China too went through not one but many periods of unification and renewal. Had the Ming dynasty and their Q’ing successors not turned toward resolutely inward, we might be talking today about the legacy of Chinese colonization of the Mideast, Africa and the Pacific rim of the Americas ( disconnection imposes heavy costs).

“America made that journey in the latter half of the 19th century, thanks to our Civil War and the bloody build-out of the American West (actually, most of the blood spilled long earlier). We got to our emergent point (much like China’s today, but along a very different path) around 1890, following a 25-year healing period after the Civil War (China reaches its emergent point around 2000, 25 years of healing after the Cultural Revolution).”

There’s a great number of historical tangents buried in this paragraph. One can draw a comparison between American dollars flowing to China today and the postbellum surge of British and Dutch investment in American railroads and corporations. Or you can look at America as the Not Quite United States from 1787-1865; not unlike China from 1911 – 1989. Or you can compare the administrations of McKinley-Roosevelt with Jiang Zemin-Hu Jintao. Are there modern Chinese intellectual equivalents to the influential role played by Frederick Jackson Turner, Brooks Adams and Alfred T. Mahan ?

“Europe had a far longer healing point, reflecting the depths to which it sank in its massive civil wars of 1914-1945. It’s main problem is that its healing occurred in a very artificial sort of civilizational separateness, which is no longer tenable due to demographics”

Underneath its culture and civilization, Europe remains atavistic. While France has a different and more open tradition because of the French Revolution, many Europeans view their national citizenship primarily in terms of ” blood and soil”. Third generation Arab and North African citizens are still considered to be “immigrants” as are Turkish descended “gast arbeiters” in Germany.

Historically, China has taken a similar ethnocentric view of citizenship ( it is rare though not impossible, for a foreigner not of Chinese ancestry to become a citizen of China); Beijing’s ability to change this and welcome Indians, Americans, Japanese, Koreans and Latins as future “Chinese” will in part, determine China’s future role in world affairs.

Thursday, May 17th, 2007

MIL THEORY GOES MAINSTREAM

It’s rather nice to see the esoteric theory topics I kick around here in conjunction with sites like The Small Wars Council, DNI, Tom Barnett and John Robb’s blogs and the circle of related bloggers, are penetrating the mainstream press. Some recent examples:

William Lind in UPI

Max Boot citing the Small Wars Journal

“War without limits” by Christopher Shea in the Boston Globe (hat tip to Dr.Ralph Luker)

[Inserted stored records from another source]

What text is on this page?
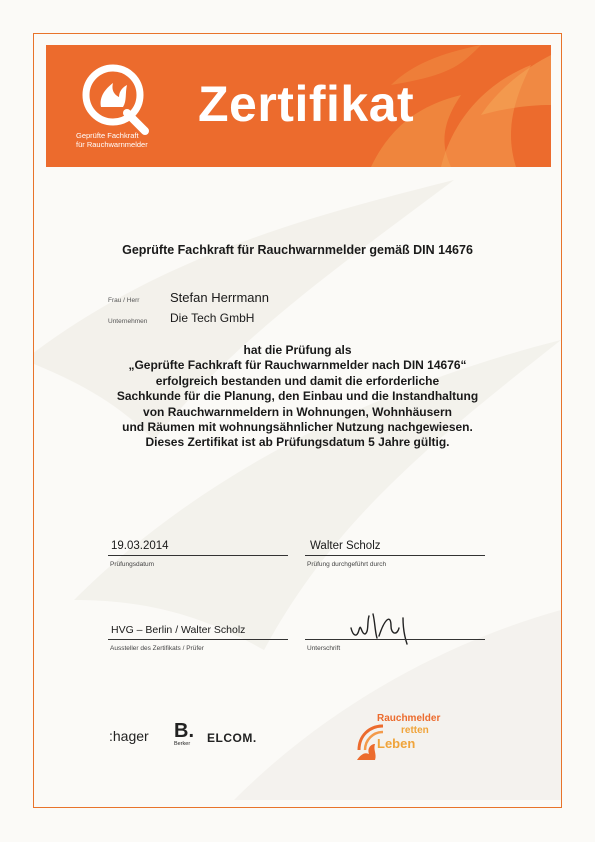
Geprüfte Fachkraft
für Rauchwarnmelder
Zertifikat
Geprüfte Fachkraft für Rauchwarnmelder gemäß DIN 14676
Frau / Herr Stefan Herrmann
Unternehmen Die Tech GmbH
hat die Prüfung als
„Geprüfte Fachkraft für Rauchwarnmelder nach DIN 14676“
erfolgreich bestanden und damit die erforderliche
Sachkunde für die Planung, den Einbau und die Instandhaltung
von Rauchwarnmeldern in Wohnungen, Wohnhäusern
und Räumen mit wohnungsähnlicher Nutzung nachgewiesen.
Dieses Zertifikat ist ab Prüfungsdatum 5 Jahre gültig.
19.03.2014
Prüfungsdatum
Walter Scholz
Prüfung durchgeführt durch
HVG – Berlin / Walter Scholz
Aussteller des Zertifikats / Prüfer	Unterschrift
:hager B.
Berker ELCOM.
Rauchmelder
retten
Leben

Thomas Barnett’s frequent appearances in columns by David Ignatius going back several years

This is a good thing. While there is a healthy tendency in our online alternative defense thinking community to disagree, at times caustically, there is a shared consensus that the current structure, strategy and appropriations process for America’s armed forces are ill-suited to the challenges facing the United States.

Change is required and change will only come when the ideas that we have been batting around on blogs, discussion boards and ( in a few instances ) books, penetrates the mass media and gets into the minds of the political class and the voting public. Maximizing attention on the ideas, rather than being distracted by infighting or loose cannon comments, is the route we need to go.